In conclusione, ci troviamo di fronte a un prodotto molto ben confezionato e decisamente accattivante per quella “Comunità Nerd” la cui fame di nuovi giochi sembra inestinguibile. Gran parte del successo è legato al mondo dei collezionisti di action figure, molto sensibili alla bellezza e alla perfezione tecnica dei modellini in scala 1 : 35 che danno concretezza alla saga e la trasformano in un gioco affascinante.

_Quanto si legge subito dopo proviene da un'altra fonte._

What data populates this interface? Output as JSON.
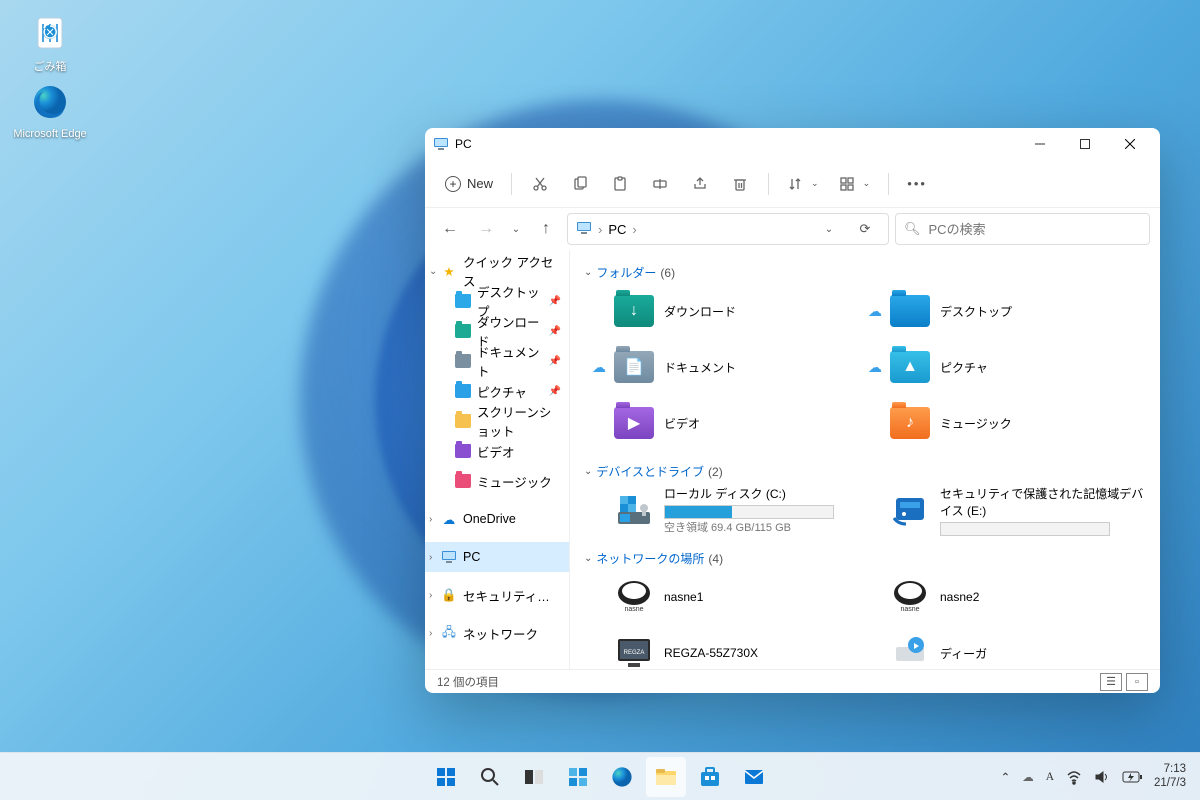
{
  "desktop": {
    "icons": [
      {
        "name": "recycle-bin",
        "label": "ごみ箱"
      },
      {
        "name": "microsoft-edge",
        "label": "Microsoft Edge"
      }
    ]
  },
  "window": {
    "title": "PC",
    "toolbar": {
      "new": "New",
      "buttons": [
        "cut",
        "copy",
        "paste",
        "rename",
        "share",
        "delete"
      ],
      "sort": "sort",
      "view": "view",
      "more": "more"
    },
    "address": {
      "crumb1": "PC",
      "sep": "›"
    },
    "search": {
      "placeholder": "PCの検索"
    },
    "sidebar": {
      "quick_access": "クイック アクセス",
      "items": [
        {
          "label": "デスクトップ",
          "icon": "desktop",
          "color": "#2aa8e8",
          "pinned": true
        },
        {
          "label": "ダウンロード",
          "icon": "downloads",
          "color": "#1caa95",
          "pinned": true
        },
        {
          "label": "ドキュメント",
          "icon": "document",
          "color": "#7a8fa0",
          "pinned": true
        },
        {
          "label": "ピクチャ",
          "icon": "pictures",
          "color": "#2aa0e6",
          "pinned": true
        },
        {
          "label": "スクリーンショット",
          "icon": "folder",
          "color": "#f6c14f",
          "pinned": false
        },
        {
          "label": "ビデオ",
          "icon": "video",
          "color": "#8a4fd1",
          "pinned": false
        },
        {
          "label": "ミュージック",
          "icon": "music",
          "color": "#ea4e78",
          "pinned": false
        }
      ],
      "onedrive": "OneDrive",
      "pc": "PC",
      "secured": "セキュリティで保護された",
      "network": "ネットワーク"
    },
    "groups": {
      "folders": {
        "label": "フォルダー",
        "count": "(6)"
      },
      "drives": {
        "label": "デバイスとドライブ",
        "count": "(2)"
      },
      "network": {
        "label": "ネットワークの場所",
        "count": "(4)"
      }
    },
    "folders": [
      {
        "label": "ダウンロード",
        "color": "teal",
        "glyph": "↓",
        "cloud": false
      },
      {
        "label": "デスクトップ",
        "color": "blue",
        "glyph": "",
        "cloud": true
      },
      {
        "label": "ドキュメント",
        "color": "gray",
        "glyph": "📄",
        "cloud": true
      },
      {
        "label": "ピクチャ",
        "color": "cyan",
        "glyph": "▲",
        "cloud": true
      },
      {
        "label": "ビデオ",
        "color": "violet",
        "glyph": "▶",
        "cloud": false
      },
      {
        "label": "ミュージック",
        "color": "orange",
        "glyph": "♪",
        "cloud": false
      }
    ],
    "drives": [
      {
        "label": "ローカル ディスク (C:)",
        "sub": "空き領域 69.4 GB/115 GB",
        "fill": 40
      },
      {
        "label": "セキュリティで保護された記憶域デバイス (E:)",
        "sub": "",
        "fill": 0
      }
    ],
    "netloc": [
      {
        "label": "nasne1",
        "type": "nasne"
      },
      {
        "label": "nasne2",
        "type": "nasne"
      },
      {
        "label": "REGZA-55Z730X",
        "type": "tv"
      },
      {
        "label": "ディーガ",
        "type": "recorder"
      }
    ],
    "status": "12 個の項目"
  },
  "taskbar": {
    "icons": [
      "start",
      "search",
      "taskview",
      "widgets",
      "edge",
      "explorer",
      "store",
      "mail"
    ],
    "active": "explorer",
    "tray": {
      "ime": "A",
      "time": "7:13",
      "date": "21/7/3"
    }
  }
}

Stona un po’ l’attribuzione dei ruoli tra i contendenti. Probabilmente per non spiazzare il ricco mercato d’oltreoceano, i “cattivi” della storia sono i tedeschi; loro sono le scoperte scientifiche che si fanno beffe dell’etica, come il siero di resurrezione; tra le loro file militano i comandanti più crudeli, come il maggiore Tina Baumann.

Non si è calcata troppo la mano, invece, sulle poche unità italiane e giapponesi.

Gli americani, invece, sono rappresentati secondo l’iconografia cui ci hanno abituato decenni di cinema di guerra Made in Hollywood. Sono belli, noncuranti, coraggiosi e leali. In una parola, vincenti. Ma, come si suol dire, il cliente ha sempre ragione e chi caccia il grano, si sa, non può essere scontentato. Però l’insieme e bello, curato, intrigante e funziona. A un collezionista di action figure che si rispetti non dovrebbe mancare qualche bel pezzo, veicolo o personaggio, rappresentativo del fantastico e rutilante universo di Dust.